Sunday, January 17, 2010

Roller Derby

(originally published April 2007)

Standing precariously atop a patio chair, I was covered in grease and pounding on the top of our deck’s sliding screen door with a hammer while yelling several obscenities that cannot be printed here.

Let’s just say I was seriously questioning the door’s parentage and suggesting it take a vacation to a place that gets very, very hot.

And I’m not talking about Tahiti. Somewhere south of Tahiti.

Waaaaay south.

The door no longer glided smoothly along its track and had become difficult to use. It took a mighty heave of the handle to open it wide enough that if I sucked in my breath, said a short prayer and fasted for a week, I could barely squeak through sideways.

Then a strong pull to get it closed would result in losing my grip and whacking a hand into the solid door frame.

If the U.S. government was serious about building a fence along the Mexican border to curb illegal immigration, then they should use what that damn screen door is made of.

Send the Minutemen packing, call Home Depot and order a million of those things. Problem solved.

It got to the point where we didn’t use the door. We were very afraid of what it might do and what limbs we might lose.

Until the day I decided to no longer live in fear. I reached out to open the door, lost my grip on the handle and the #*& thing took the tip of my last fingernail.

And with it, my very last nerve.

“For the love of God!” I yelled and snapped my hand back, my fingers stinging. I shook my hand wildly and jumped around in circles. “I have cleaned the tracks and used an entire can of oil on that thing and it’s still not working!”

My husband, who smiled at my impromptu rain dance, said matter-of-factly, “I bet one of the rollers is broken.”

I stopped mid-dance and asked, “Rollers?”

“Yeah,” he said, “rollers.”

“The thing has rollers?” I asked quietly.

“Sure,” he said. “How did you think it moved along the track?”

“I just thought it slid along the little groove thingy mounted on the top and bottom of the frame,” I answered.

“‘Little groove thingy’?” my husband laughed. “No wonder the door is still busted.”

His quick reflexes saved him from the sofa pillow I launched in his direction.
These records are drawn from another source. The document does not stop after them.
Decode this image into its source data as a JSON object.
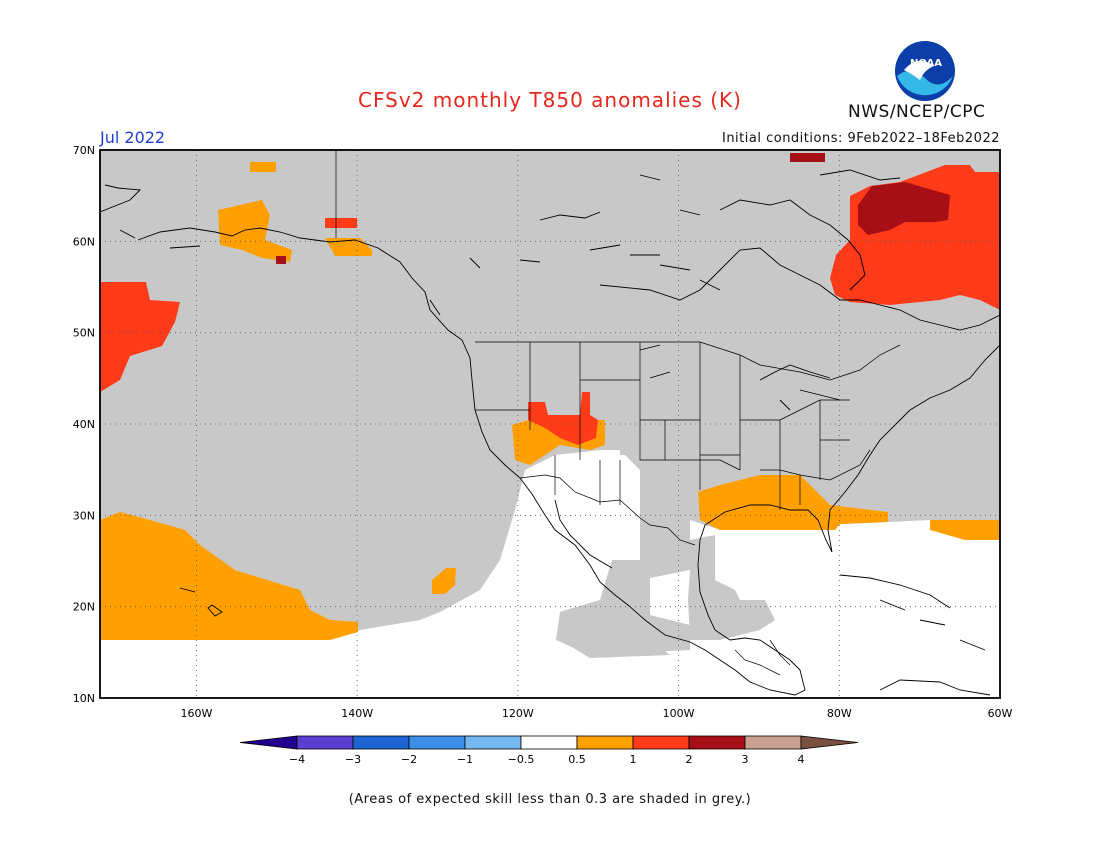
{
  "header": {
    "title": "CFSv2 monthly T850 anomalies (K)",
    "month": "Jul 2022",
    "initial_conditions": "Initial conditions: 9Feb2022–18Feb2022",
    "agency": "NWS/NCEP/CPC",
    "logo_text": "NOAA"
  },
  "map": {
    "lon_range": [
      -172,
      -60
    ],
    "lat_range": [
      10,
      70
    ],
    "lat_labels": [
      "10N",
      "20N",
      "30N",
      "40N",
      "50N",
      "60N",
      "70N"
    ],
    "lon_labels": [
      "160W",
      "140W",
      "120W",
      "100W",
      "80W",
      "60W"
    ],
    "lat_values": [
      10,
      20,
      30,
      40,
      50,
      60,
      70
    ],
    "lon_values": [
      -160,
      -140,
      -120,
      -100,
      -80,
      -60
    ],
    "colors": {
      "grey_skill": "#c8c8c8",
      "neutral": "#ffffff",
      "c_0_5_1": "#ffa000",
      "c_1_2": "#ff3b1a",
      "c_2_3": "#a50f15",
      "coast": "#000000"
    }
  },
  "colorbar": {
    "labels": [
      "−4",
      "−3",
      "−2",
      "−1",
      "−0.5",
      "0.5",
      "1",
      "2",
      "3",
      "4"
    ],
    "colors": [
      "#20008c",
      "#5a3fd0",
      "#1c64d2",
      "#3c8fe6",
      "#78b8f0",
      "#ffffff",
      "#ffa000",
      "#ff3b1a",
      "#a50f15",
      "#c8a090",
      "#7a5040"
    ]
  },
  "footnote": "(Areas of expected skill less than 0.3 are shaded in grey.)"
}
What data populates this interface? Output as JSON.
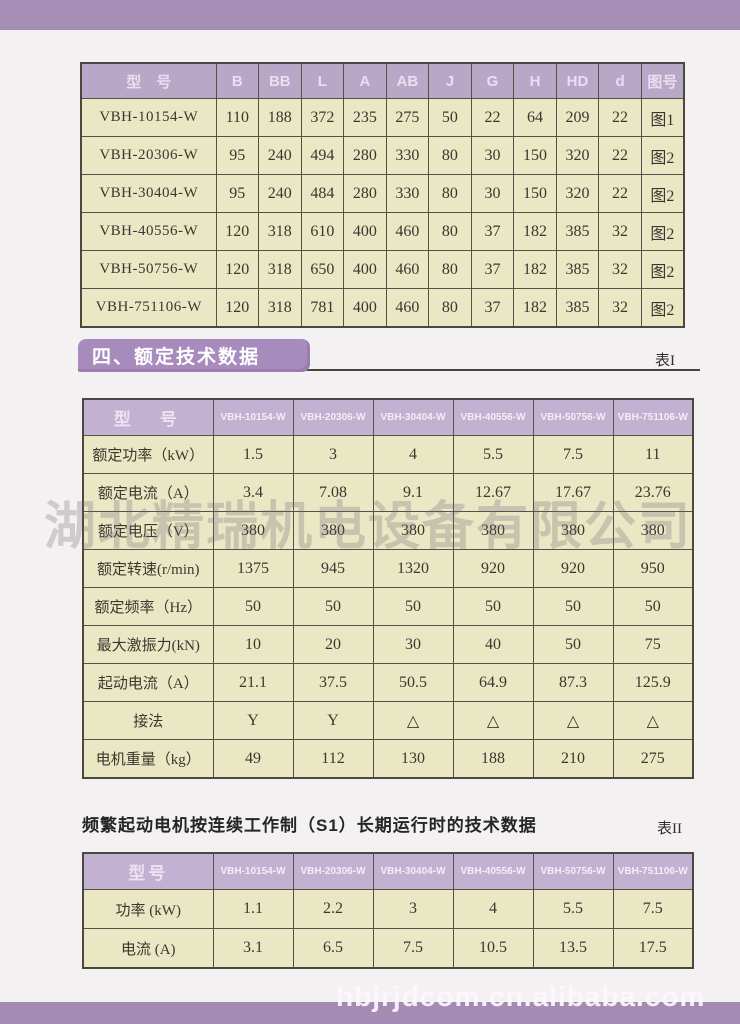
{
  "page": {
    "watermark_center": "湖北精瑞机电设备有限公司",
    "watermark_bottom": "hbjrjdcom.cn.alibaba.com"
  },
  "colors": {
    "accent_purple": "#a78eb6",
    "table_header_purple": "#b8a7c6",
    "cell_beige": "#eae7c4"
  },
  "dimension_table": {
    "headers": [
      "型　号",
      "B",
      "BB",
      "L",
      "A",
      "AB",
      "J",
      "G",
      "H",
      "HD",
      "d",
      "图号"
    ],
    "rows": [
      [
        "VBH-10154-W",
        "110",
        "188",
        "372",
        "235",
        "275",
        "50",
        "22",
        "64",
        "209",
        "22",
        "图1"
      ],
      [
        "VBH-20306-W",
        "95",
        "240",
        "494",
        "280",
        "330",
        "80",
        "30",
        "150",
        "320",
        "22",
        "图2"
      ],
      [
        "VBH-30404-W",
        "95",
        "240",
        "484",
        "280",
        "330",
        "80",
        "30",
        "150",
        "320",
        "22",
        "图2"
      ],
      [
        "VBH-40556-W",
        "120",
        "318",
        "610",
        "400",
        "460",
        "80",
        "37",
        "182",
        "385",
        "32",
        "图2"
      ],
      [
        "VBH-50756-W",
        "120",
        "318",
        "650",
        "400",
        "460",
        "80",
        "37",
        "182",
        "385",
        "32",
        "图2"
      ],
      [
        "VBH-751106-W",
        "120",
        "318",
        "781",
        "400",
        "460",
        "80",
        "37",
        "182",
        "385",
        "32",
        "图2"
      ]
    ]
  },
  "section": {
    "title": "四、额定技术数据",
    "table_label": "表I"
  },
  "rated_table": {
    "corner": "型　号",
    "models": [
      "VBH-10154-W",
      "VBH-20306-W",
      "VBH-30404-W",
      "VBH-40556-W",
      "VBH-50756-W",
      "VBH-751106-W"
    ],
    "rows": [
      {
        "label": "额定功率（kW）",
        "values": [
          "1.5",
          "3",
          "4",
          "5.5",
          "7.5",
          "11"
        ]
      },
      {
        "label": "额定电流（A）",
        "values": [
          "3.4",
          "7.08",
          "9.1",
          "12.67",
          "17.67",
          "23.76"
        ]
      },
      {
        "label": "额定电压（V）",
        "values": [
          "380",
          "380",
          "380",
          "380",
          "380",
          "380"
        ]
      },
      {
        "label": "额定转速(r/min)",
        "values": [
          "1375",
          "945",
          "1320",
          "920",
          "920",
          "950"
        ]
      },
      {
        "label": "额定频率（Hz）",
        "values": [
          "50",
          "50",
          "50",
          "50",
          "50",
          "50"
        ]
      },
      {
        "label": "最大激振力(kN)",
        "values": [
          "10",
          "20",
          "30",
          "40",
          "50",
          "75"
        ]
      },
      {
        "label": "起动电流（A）",
        "values": [
          "21.1",
          "37.5",
          "50.5",
          "64.9",
          "87.3",
          "125.9"
        ]
      },
      {
        "label": "接法",
        "values": [
          "Y",
          "Y",
          "△",
          "△",
          "△",
          "△"
        ]
      },
      {
        "label": "电机重量（kg）",
        "values": [
          "49",
          "112",
          "130",
          "188",
          "210",
          "275"
        ]
      }
    ]
  },
  "s1_section": {
    "title": "频繁起动电机按连续工作制（S1）长期运行时的技术数据",
    "table_label": "表II"
  },
  "s1_table": {
    "corner": "型号",
    "models": [
      "VBH-10154-W",
      "VBH-20306-W",
      "VBH-30404-W",
      "VBH-40556-W",
      "VBH-50756-W",
      "VBH-751106-W"
    ],
    "rows": [
      {
        "label": "功率 (kW)",
        "values": [
          "1.1",
          "2.2",
          "3",
          "4",
          "5.5",
          "7.5"
        ]
      },
      {
        "label": "电流 (A)",
        "values": [
          "3.1",
          "6.5",
          "7.5",
          "10.5",
          "13.5",
          "17.5"
        ]
      }
    ]
  }
}
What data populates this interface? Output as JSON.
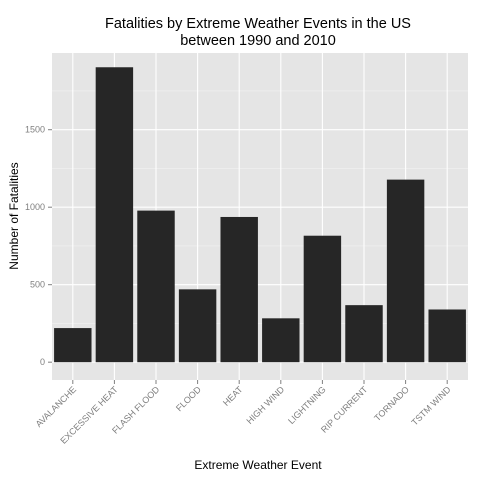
{
  "chart_data": {
    "type": "bar",
    "title_lines": [
      "Fatalities by Extreme Weather Events in the US",
      "between 1990 and 2010"
    ],
    "xlabel": "Extreme Weather Event",
    "ylabel": "Number of Fatalities",
    "categories": [
      "AVALANCHE",
      "EXCESSIVE HEAT",
      "FLASH FLOOD",
      "FLOOD",
      "HEAT",
      "HIGH WIND",
      "LIGHTNING",
      "RIP CURRENT",
      "TORNADO",
      "TSTM WIND"
    ],
    "values": [
      220,
      1903,
      978,
      470,
      937,
      283,
      816,
      368,
      1178,
      340
    ],
    "ylim": [
      -115,
      1995
    ],
    "yticks": [
      0,
      500,
      1000,
      1500
    ],
    "ytick_labels": [
      "0",
      "500",
      "1000",
      "1500"
    ],
    "grid": true,
    "colors": {
      "panel_background": "#e5e5e5",
      "grid_major": "#ffffff",
      "grid_minor": "#f2f2f2",
      "bar_fill": "#262626",
      "tick_label": "#7f7f7f"
    }
  }
}
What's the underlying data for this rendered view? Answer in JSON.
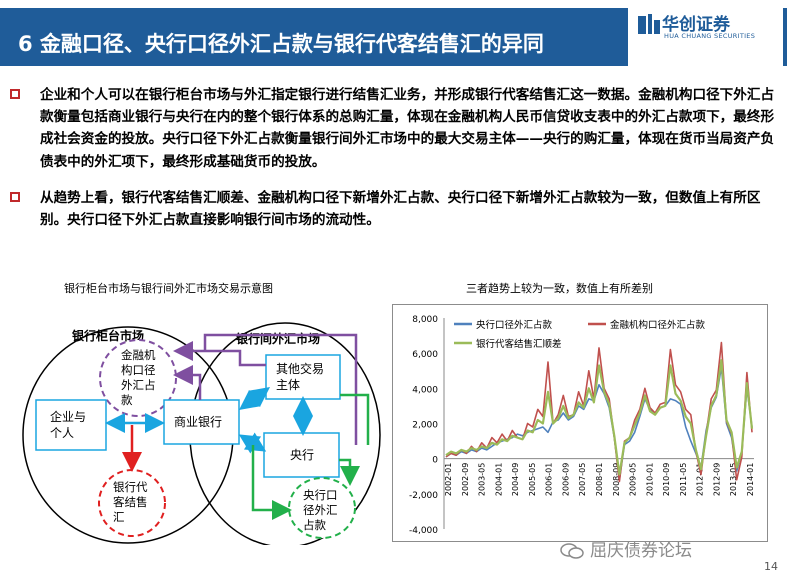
{
  "header": {
    "title": "6  金融口径、央行口径外汇占款与银行代客结售汇的异同",
    "logo_main": "华创证券",
    "logo_sub": "HUA CHUANG SECURITIES"
  },
  "bullets": [
    "企业和个人可以在银行柜台市场与外汇指定银行进行结售汇业务，并形成银行代客结售汇这一数据。金融机构口径下外汇占款衡量包括商业银行与央行在内的整个银行体系的总购汇量，体现在金融机构人民币信贷收支表中的外汇占款项下，最终形成社会资金的投放。央行口径下外汇占款衡量银行间外汇市场中的最大交易主体——央行的购汇量，体现在货币当局资产负债表中的外汇项下，最终形成基础货币的投放。",
    "从趋势上看，银行代客结售汇顺差、金融机构口径下新增外汇占款、央行口径下新增外汇占款较为一致，但数值上有所区别。央行口径下外汇占款直接影响银行间市场的流动性。"
  ],
  "diagram": {
    "caption": "银行柜台市场与银行间外汇市场交易示意图",
    "left_market": "银行柜台市场",
    "right_market": "银行间外汇市场",
    "fin_fx": [
      "金融机",
      "构口径",
      "外汇占",
      "款"
    ],
    "enterprise": [
      "企业与",
      "个人"
    ],
    "commercial_bank": "商业银行",
    "other_entities": [
      "其他交易",
      "主体"
    ],
    "central_bank": "央行",
    "bank_client": [
      "银行代",
      "客结售",
      "汇"
    ],
    "cb_fx": [
      "央行口",
      "径外汇",
      "占款"
    ]
  },
  "chart_data": {
    "caption": "三者趋势上较为一致，数值上有所差别",
    "type": "line",
    "ylim": [
      -4000,
      8000
    ],
    "yticks": [
      "8,000",
      "6,000",
      "4,000",
      "2,000",
      "0",
      "-2,000",
      "-4,000"
    ],
    "xticks": [
      "2002-01",
      "2002-09",
      "2003-05",
      "2004-01",
      "2004-09",
      "2005-05",
      "2006-01",
      "2006-09",
      "2007-05",
      "2008-01",
      "2008-09",
      "2009-05",
      "2010-01",
      "2010-09",
      "2011-05",
      "2012-01",
      "2012-09",
      "2013-05",
      "2014-01"
    ],
    "series": [
      {
        "name": "央行口径外汇占款",
        "color": "#4f81bd",
        "values": [
          100,
          300,
          200,
          400,
          300,
          500,
          400,
          600,
          500,
          700,
          900,
          1000,
          1100,
          1200,
          1400,
          1300,
          1500,
          1600,
          1700,
          1800,
          1500,
          2100,
          2200,
          2600,
          2200,
          2400,
          3000,
          2800,
          3400,
          3300,
          4200,
          3700,
          2900,
          1200,
          -1200,
          800,
          1000,
          1500,
          2400,
          3400,
          2800,
          2600,
          2900,
          3000,
          3400,
          3300,
          3100,
          1800,
          1000,
          300,
          -500,
          1600,
          2900,
          3500,
          5200,
          2000,
          1200,
          -700,
          400,
          4000,
          1800
        ]
      },
      {
        "name": "金融机构口径外汇占款",
        "color": "#c0504d",
        "values": [
          100,
          300,
          200,
          500,
          300,
          700,
          400,
          900,
          600,
          1200,
          900,
          1400,
          1000,
          1600,
          1200,
          1100,
          2000,
          1800,
          2800,
          2400,
          5500,
          2000,
          2500,
          3600,
          2400,
          2500,
          3800,
          3000,
          5000,
          3400,
          6300,
          4000,
          3400,
          1200,
          -1300,
          1000,
          1200,
          2200,
          2800,
          4000,
          2900,
          2600,
          3100,
          3200,
          6200,
          4200,
          3800,
          2800,
          2500,
          400,
          -900,
          1400,
          3400,
          3900,
          6600,
          2100,
          1400,
          -1200,
          100,
          4900,
          1500
        ]
      },
      {
        "name": "银行代客结售汇顺差",
        "color": "#9bbb59",
        "values": [
          200,
          400,
          300,
          500,
          400,
          600,
          500,
          700,
          600,
          900,
          800,
          1100,
          1000,
          1300,
          1200,
          1100,
          1600,
          1500,
          2200,
          2000,
          3800,
          2000,
          2300,
          3000,
          2300,
          2500,
          3200,
          2900,
          4000,
          3200,
          5300,
          3800,
          3100,
          1300,
          -900,
          900,
          1200,
          1900,
          2600,
          3600,
          2700,
          2500,
          2900,
          3000,
          5300,
          3700,
          3300,
          2400,
          2000,
          500,
          -600,
          1300,
          3000,
          3600,
          5600,
          2200,
          1500,
          -500,
          400,
          4300,
          1700
        ]
      }
    ]
  },
  "watermark": "屈庆债券论坛",
  "page_number": "14"
}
However, to my delight, he failed to dodge the shoe that followed right behind it.

“OK, I’m a moron,” I admitted as he rubbed the spot on his head where the shoe had grazed it. “Check the rollers. OK. I can do that. How hard could that be?”

An hour later, I was on the deck and the screen door was off the frame and lying atop the table. I struggled to hold onto the screen as the strong March winds tried desperately to rip it from my hands.

I looked closely and immediately noticed that one of the rollers was indeed broken.

I’d never hear the end of it from Mr. Smarty Pants.

Armed with a long screwdriver, I bent over the door to carefully pry out the roller, to preserve the broken piece so I could take it with me to the hardware store. I smiled, knowing Bob Vila would be proud.

And it was during that tiny lapse in concentration that the roller popped out like a champagne cork and shot 10 feet into the air.

The small plastic wheel arched to the left and the tiny metal rod that had held it to the frame blasted to the right.

And both landed off the deck, smack in the middle of a large bed of plants.

Uh, oh, I thought, that can’t be good.

I’d like to say I spent hours searching for the pieces, but I really gave up after only 10 minutes.

OK, five minutes.

Alright, God’s honest truth, I just looked over the deck railing and said, “You gotta be kidding me” and immediately headed for the hardware store and bought a replacement roller.

Which, of course, didn’t fit.

And that’s where we come back to me standing on a chair, pounding at the door’s aluminum edge with a hammer, trying to get it to fit back into the frame.

Maybe I’ll just move to Mexico.

That is, if I can get past the fence.